Человеком называется такое существо в природе, которое действует так, будто нет бога, закона и вообще нет ничего, кроме человека – царя природы. В этом самообмане – все существо человека.

В основу своего дела я положил чувство прекрасного, потому что красота есть пища души.

Так наша родина Россия, если мы узнаем ее географию, станет для нас отечеством: без знания своей родины она никогда не может быть для нас отечеством.

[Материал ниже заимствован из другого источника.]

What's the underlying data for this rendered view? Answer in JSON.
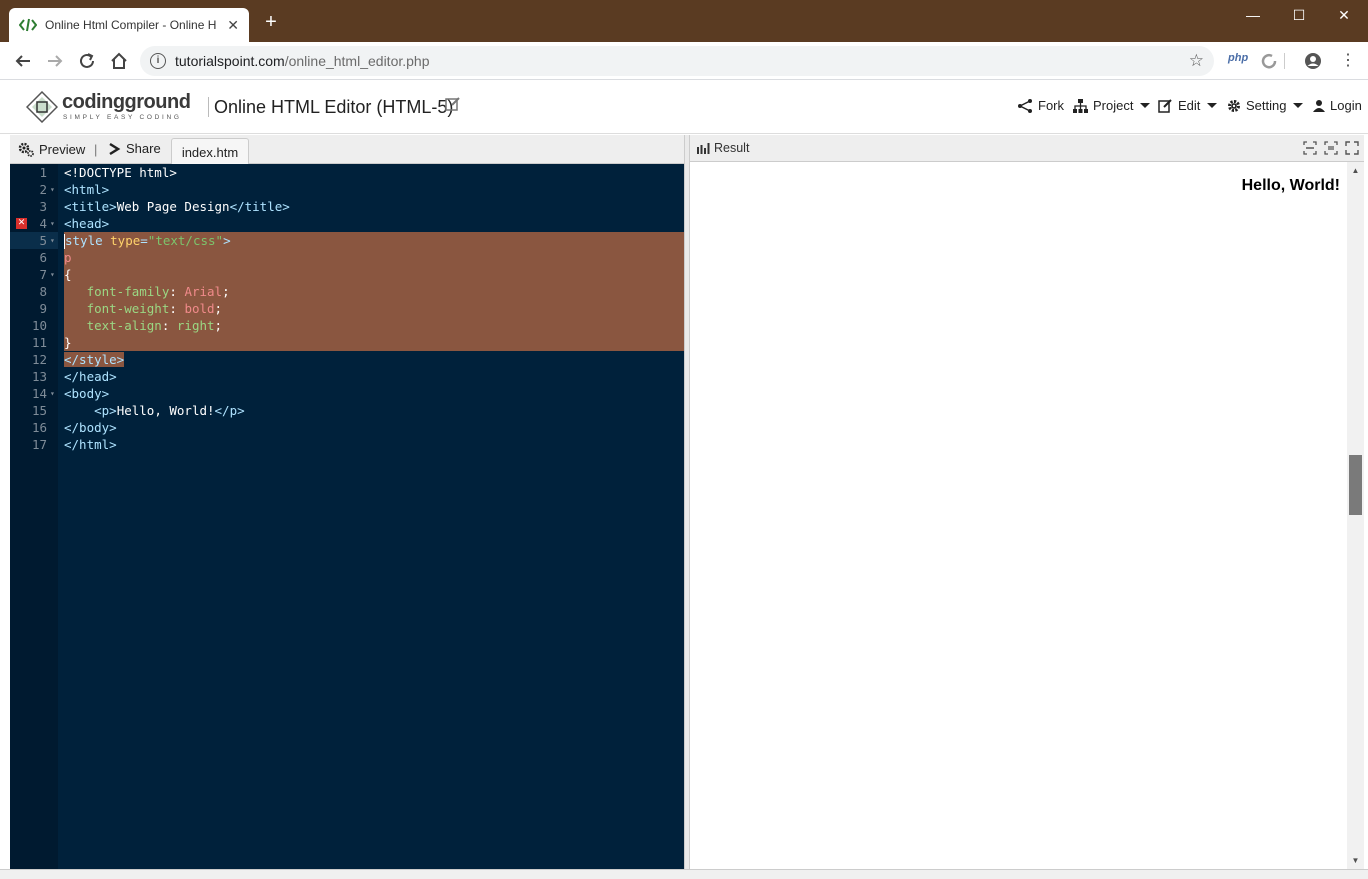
{
  "browser": {
    "tab_title": "Online Html Compiler - Online H",
    "tab_close": "✕",
    "new_tab": "+",
    "url_host": "tutorialspoint.com",
    "url_path": "/online_html_editor.php",
    "ext_php": "php",
    "window": {
      "minimize": "—",
      "maximize": "☐",
      "close": "✕"
    }
  },
  "header": {
    "brand": "codingground",
    "tagline": "SIMPLY EASY CODING",
    "title": "Online HTML Editor (HTML-5)",
    "menu": {
      "fork": "Fork",
      "project": "Project",
      "edit": "Edit",
      "setting": "Setting",
      "login": "Login"
    }
  },
  "editor": {
    "preview_label": "Preview",
    "share_label": "Share",
    "file_tab": "index.htm",
    "line_numbers": [
      "1",
      "2",
      "3",
      "4",
      "5",
      "6",
      "7",
      "8",
      "9",
      "10",
      "11",
      "12",
      "13",
      "14",
      "15",
      "16",
      "17"
    ]
  },
  "result": {
    "label": "Result",
    "output_text": "Hello, World!"
  },
  "colors": {
    "titlebar": "#5a3b22",
    "editor_bg": "#00213b",
    "selection": "#8a5640"
  }
}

От дел у человека ничего не остается, ничего не прибавляется, ничем не связывается прошлое и настоящее. Остается связью бескорыстное (что это?) радование жизнью (младенческое восприятие мира): было хорошо, есть что вспомнить и поблагодарить кого-то за это – вот все, что остается. Какая благоговейная святыня бывала в душе, когда видишь, бывало первую иглу зеленую травы, прокалывающую слой прошлогодней листвы, или первую пушинку снега, слетающую к ногам при наступлении зимы… Или утреннюю звезду, когда она бывает совсем близко от рожка месяца.

…голубое небо и зеленая земля обнялись на горизонте.

… новое светило, оно пламенеет, горит и гаснет и после мертвое светит чужим светом – этот мертвый свет луны в душе человека есть то, что остается после любви.

Будущее это ворота, через которые выходит прошлое переживание.

«Скажу тебе «есть бог!», ты мне не поверишь, скажу «нет» — будет неправда. Учись и узнаешь сам».

Человек — это страдающая середина между сверхчеловеком и подчеловеком.

Приспособляясь, люди хотят сохранить себя и в то же время теряют себя.

Искусство есть способность человека изображать предмет своей веры и любви (…) Вера без дел мертва, а вера без любви – зла и есть, кажется, основа величайших злодейств.

Радость, бодрость и все свои силы я получаю от моментов сосредоточенности в себе в тишине, когда рождается какая-нибудь мысль, которую можно записать.

Старики — это память о прошлом, верстовые столбы на дороге, люди, обращенные как жена Лота в соляные столбы за то, что оглянулись назад. Нельзя назад оглядываться, назади по дороге только следы прошедших, а решение впереди, за горою…

Вот сильное слово, как хлеб: «Женщина, тебе говорю, встань!» — и мертвая встает; тут слово и дело сливаются.

Сердце общественной жизни расположено где-то в брюхе провинции, а не в столице же?

Быт – культура личных отношений своих к людям и вещам. Непременно к вещам, потому что человек, считающий грехом сорить на полу и топтать ногами частицы солнечной энергии, заключенной в крошках хлеба, несомненно, и к людям относится лучше, чем сорящий на пол, небрежный…

… в России всякий мед пахнет полынью и горчит.

… и время без газет, без правил дня идет только по солнышку, тогда без времени и пространства мне вода, земля пахнут своим запахом и все в мире становится так, будто слушаешь сказку мира: в некотором царстве, в некотором государстве, при царе Горохе и так далее. Одним словом, человек заблудился, а ведь это-то и нужно художнику для восприятия реальности мира.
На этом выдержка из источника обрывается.